Now, however, it is time to turn from these aspects of the matter, which
are in any case difficult to judge, and look for some undeniable instances of the
uncanny, in the hope that an analysis of them will decide whether our
hypothesis is a valid one.
In the story of ‘The Ring of Polycrates’, the King of Egypt turns away in
horror from his host, Polycrates, because he sees that his friend’s every wish
is at once fulfilled, his every care promptly removed by kindly fate. His host
has become ‘uncanny’ to him. His own explanation, that the too fortunate man has
to fear the envy of the gods, seems obscure to us; its meaning is veiled in
mythological language. We will therefore turn to another example in a less
grandiose setting. In the case history of an obsessional neurotic,¹ I have described
how the patient once stayed in a hydropathic establishment and benefited
greatly by it. He had the good sense, however, to attribute his improvement not to
the therapeutic properties of the water, but to the situation of his room, which
immediately adjoined that of a very accommodating nurse. So on his second visit
to the establishment he asked for the same room, but was told that it was
already occupied by an old gentleman, whereupon he gave vent to his annoyance in
the words: ‘I wish he may be struck dead for it.’ A fortnight later the old
gentleman really did have a stroke. My patient thought this an ‘uncanny’ experience.

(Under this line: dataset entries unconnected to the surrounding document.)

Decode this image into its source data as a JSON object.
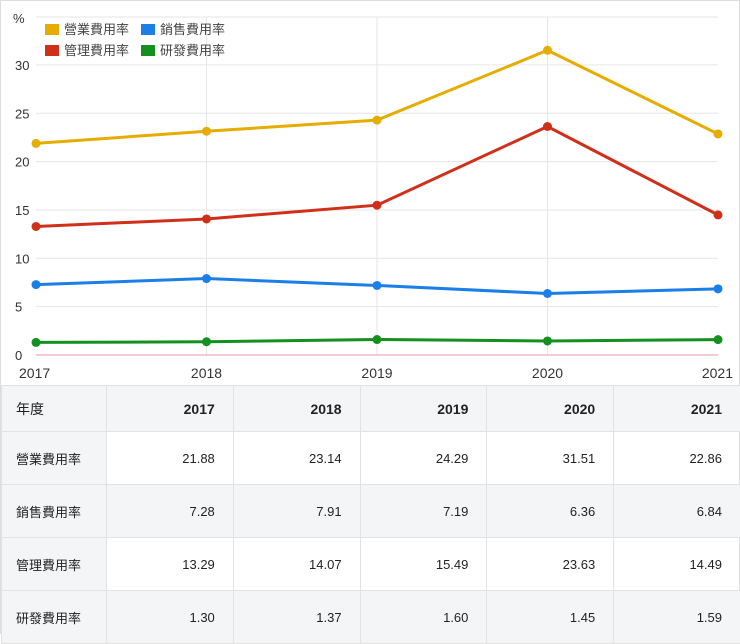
{
  "chart_data": {
    "type": "line",
    "ylabel": "%",
    "ylim": [
      0,
      33
    ],
    "yticks": [
      0,
      5,
      10,
      15,
      20,
      25,
      30
    ],
    "categories": [
      "2017",
      "2018",
      "2019",
      "2020",
      "2021"
    ],
    "legend_placement": "top-left",
    "series": [
      {
        "name": "營業費用率",
        "color": "#e6ac00",
        "values": [
          21.88,
          23.14,
          24.29,
          31.51,
          22.86
        ]
      },
      {
        "name": "銷售費用率",
        "color": "#1a7fe6",
        "values": [
          7.28,
          7.91,
          7.19,
          6.36,
          6.84
        ]
      },
      {
        "name": "管理費用率",
        "color": "#d0301a",
        "values": [
          13.29,
          14.07,
          15.49,
          23.63,
          14.49
        ]
      },
      {
        "name": "研發費用率",
        "color": "#14901e",
        "values": [
          1.3,
          1.37,
          1.6,
          1.45,
          1.59
        ]
      }
    ]
  },
  "table": {
    "header": [
      "年度",
      "2017",
      "2018",
      "2019",
      "2020",
      "2021"
    ],
    "rows": [
      [
        "營業費用率",
        "21.88",
        "23.14",
        "24.29",
        "31.51",
        "22.86"
      ],
      [
        "銷售費用率",
        "7.28",
        "7.91",
        "7.19",
        "6.36",
        "6.84"
      ],
      [
        "管理費用率",
        "13.29",
        "14.07",
        "15.49",
        "23.63",
        "14.49"
      ],
      [
        "研發費用率",
        "1.30",
        "1.37",
        "1.60",
        "1.45",
        "1.59"
      ]
    ]
  }
}
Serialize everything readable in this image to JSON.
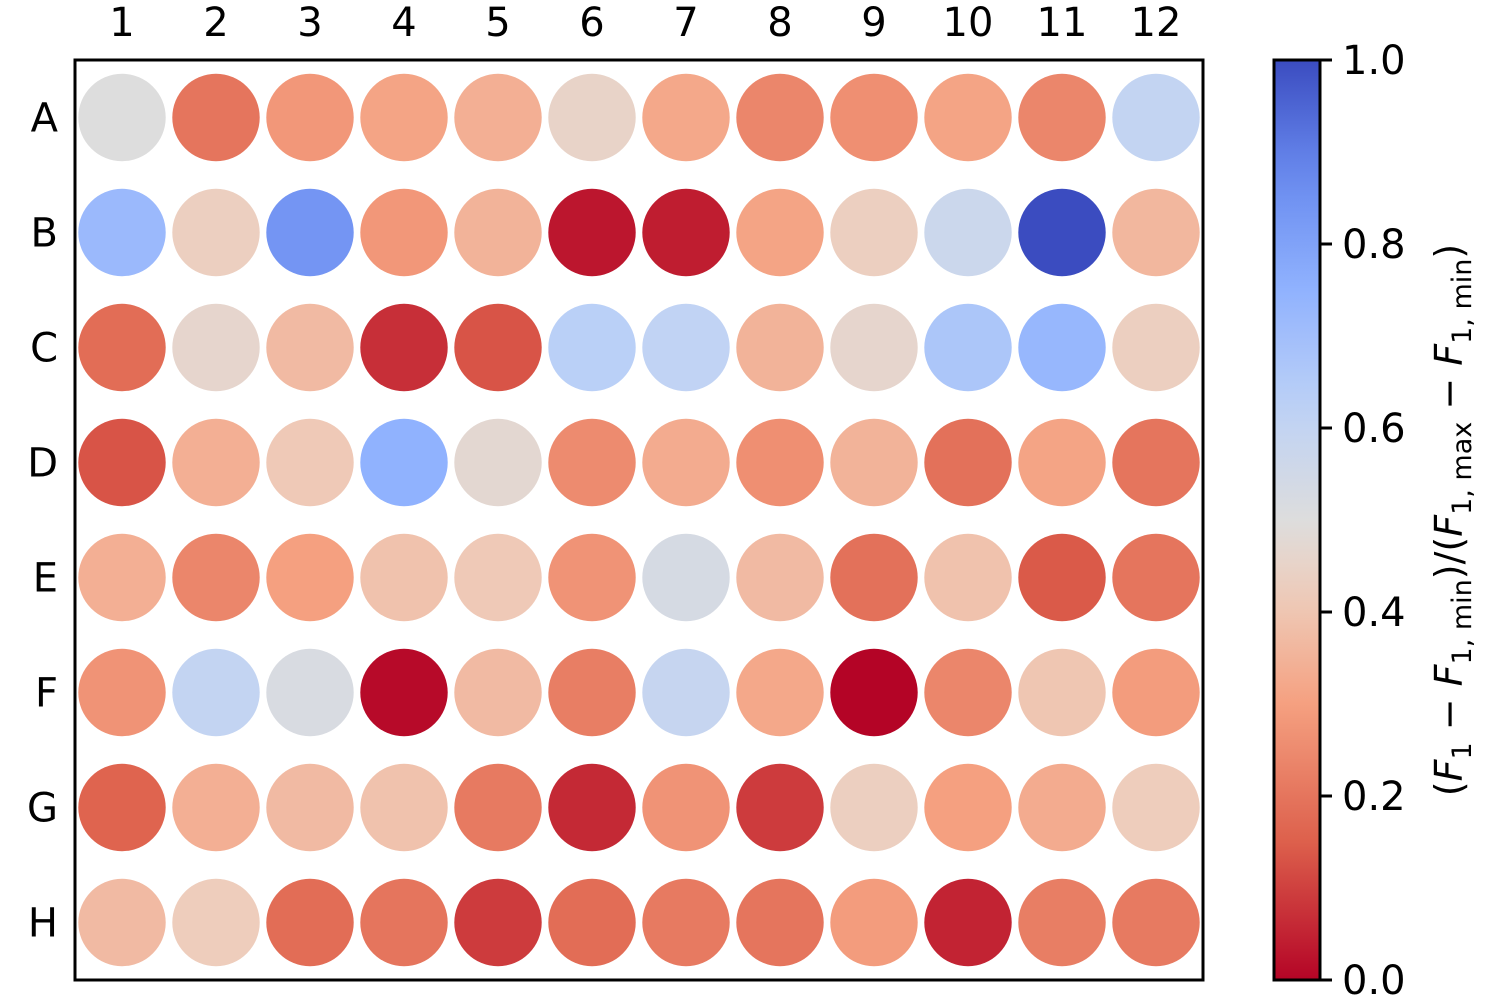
{
  "chart_data": {
    "type": "heatmap",
    "subtype": "well-plate",
    "rows": [
      "A",
      "B",
      "C",
      "D",
      "E",
      "F",
      "G",
      "H"
    ],
    "columns": [
      "1",
      "2",
      "3",
      "4",
      "5",
      "6",
      "7",
      "8",
      "9",
      "10",
      "11",
      "12"
    ],
    "values": [
      [
        0.5,
        0.2,
        0.28,
        0.31,
        0.34,
        0.45,
        0.32,
        0.24,
        0.26,
        0.31,
        0.24,
        0.6
      ],
      [
        0.72,
        0.43,
        0.84,
        0.28,
        0.35,
        0.03,
        0.04,
        0.31,
        0.43,
        0.57,
        1.0,
        0.36
      ],
      [
        0.18,
        0.46,
        0.37,
        0.07,
        0.13,
        0.63,
        0.61,
        0.35,
        0.46,
        0.67,
        0.73,
        0.43
      ],
      [
        0.13,
        0.34,
        0.41,
        0.75,
        0.47,
        0.25,
        0.33,
        0.26,
        0.35,
        0.19,
        0.31,
        0.2
      ],
      [
        0.34,
        0.24,
        0.3,
        0.39,
        0.41,
        0.27,
        0.53,
        0.37,
        0.19,
        0.39,
        0.14,
        0.2
      ],
      [
        0.27,
        0.6,
        0.52,
        0.01,
        0.37,
        0.22,
        0.59,
        0.32,
        0.0,
        0.24,
        0.4,
        0.29
      ],
      [
        0.16,
        0.34,
        0.37,
        0.39,
        0.21,
        0.06,
        0.27,
        0.09,
        0.43,
        0.3,
        0.33,
        0.42
      ],
      [
        0.37,
        0.42,
        0.18,
        0.2,
        0.09,
        0.18,
        0.21,
        0.2,
        0.29,
        0.05,
        0.22,
        0.21
      ]
    ],
    "colorbar": {
      "min": 0.0,
      "max": 1.0,
      "ticks": [
        "0.0",
        "0.2",
        "0.4",
        "0.6",
        "0.8",
        "1.0"
      ],
      "label_parts": [
        "(",
        "F",
        "1",
        " − ",
        "F",
        "1, min",
        ")/(",
        "F",
        "1, max",
        " − ",
        "F",
        "1, min",
        ")"
      ],
      "colormap": "coolwarm_r"
    },
    "x_tick_position": "top",
    "grid": false
  }
}
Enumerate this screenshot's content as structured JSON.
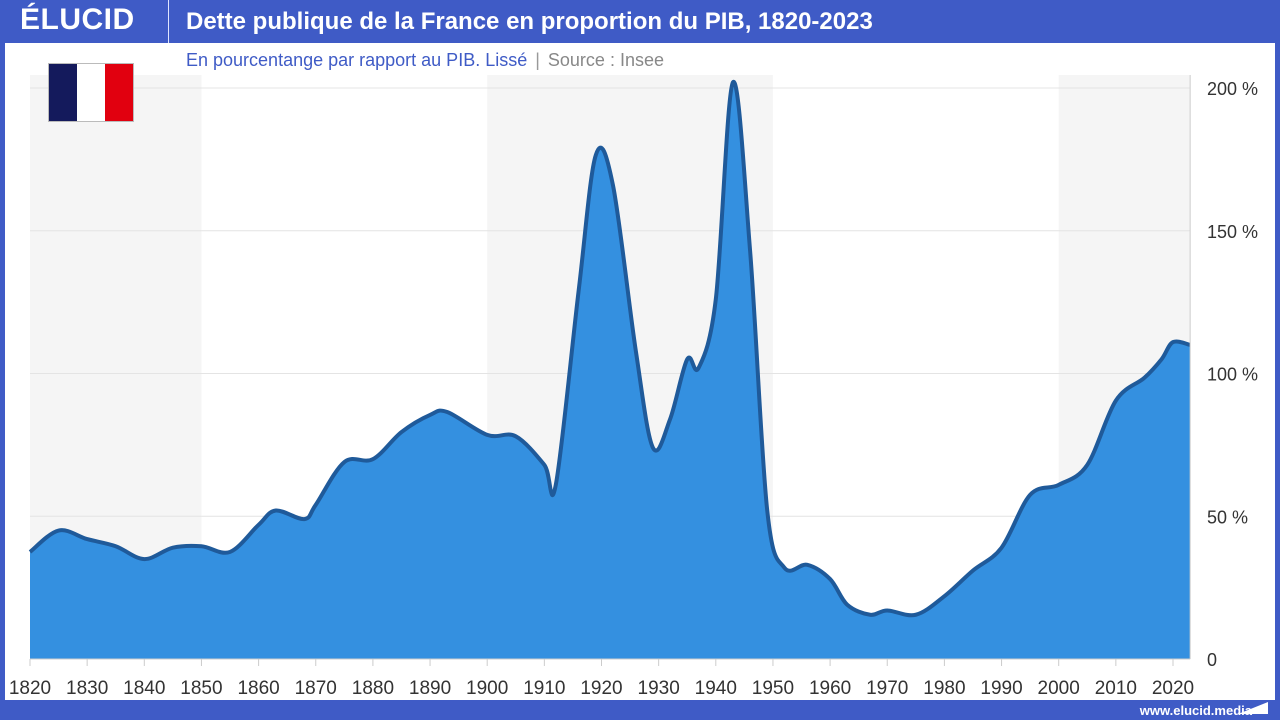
{
  "header": {
    "logo": "ÉLUCID",
    "title": "Dette publique de la France en proportion du PIB, 1820-2023"
  },
  "subtitle": {
    "text": "En pourcentange par rapport au PIB. Lissé",
    "separator": "|",
    "source": "Source : Insee"
  },
  "flag": {
    "colors": [
      "#141a5c",
      "#ffffff",
      "#e1000f"
    ]
  },
  "footer": {
    "url": "www.elucid.media"
  },
  "colors": {
    "brand": "#3f5bc6",
    "fill": "#3490e0",
    "line": "#1f5a9a",
    "band": "#f5f5f5"
  },
  "chart_data": {
    "type": "area",
    "title": "Dette publique de la France en proportion du PIB, 1820-2023",
    "xlim": [
      1820,
      2023
    ],
    "ylim": [
      0,
      200
    ],
    "x_ticks": [
      1820,
      1830,
      1840,
      1850,
      1860,
      1870,
      1880,
      1890,
      1900,
      1910,
      1920,
      1930,
      1940,
      1950,
      1960,
      1970,
      1980,
      1990,
      2000,
      2010,
      2020
    ],
    "y_ticks": [
      {
        "v": 0,
        "label": "0"
      },
      {
        "v": 50,
        "label": "50 %"
      },
      {
        "v": 100,
        "label": "100 %"
      },
      {
        "v": 150,
        "label": "150 %"
      },
      {
        "v": 200,
        "label": "200 %"
      }
    ],
    "y_axis_side": "right",
    "grid": "horizontal",
    "shaded_periods": [
      [
        1820,
        1850
      ],
      [
        1900,
        1950
      ],
      [
        2000,
        2023
      ]
    ],
    "x": [
      1820,
      1825,
      1830,
      1835,
      1840,
      1845,
      1850,
      1855,
      1860,
      1863,
      1868,
      1870,
      1875,
      1880,
      1885,
      1890,
      1893,
      1900,
      1905,
      1910,
      1912,
      1916,
      1919,
      1922,
      1926,
      1929,
      1932,
      1935,
      1937,
      1940,
      1943,
      1946,
      1949,
      1952,
      1956,
      1960,
      1963,
      1967,
      1970,
      1975,
      1980,
      1985,
      1990,
      1995,
      2000,
      2005,
      2010,
      2015,
      2018,
      2020,
      2023
    ],
    "y": [
      37.5,
      45,
      42,
      39.5,
      35,
      39,
      39.5,
      37.5,
      47,
      52,
      49,
      54,
      69,
      70,
      79.5,
      85.5,
      86.5,
      78.5,
      78,
      68,
      61,
      129,
      176.5,
      166,
      108,
      74,
      84,
      105,
      102,
      126,
      202,
      143,
      52,
      32,
      33,
      28,
      19,
      15.5,
      17,
      15.5,
      22,
      31,
      39,
      57.5,
      61,
      68,
      90.5,
      98.5,
      105,
      111,
      110
    ]
  }
}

The impression of uncanniness would have been stronger still if less time had
elapsed between his words and the untoward event, or if he had been able to
report innumerable similar coincidences. As a matter of fact, he had no difficulty
in producing coincidences of this sort; but then not only he but every
obsessional neurotic I have observed has been able to relate analogous experiences.
They are never surprised at their invariably running up against someone they have
just been thinking of, perhaps for the first time for a long while. If they
say one day ‘I haven’t had any news of so-and-so for a long time’, they will be
sure to get a letter from him the next morning, and an accident or a death will
rarely take place without having passed through their mind a little while
before. They are in the habit of referring to this state of affairs in the most
modest manner, saying that they have ‘presentiments’ which ‘usually’ come true.
¹ ‘Notes upon a Case of Obsessional Neurosis’ (1909d).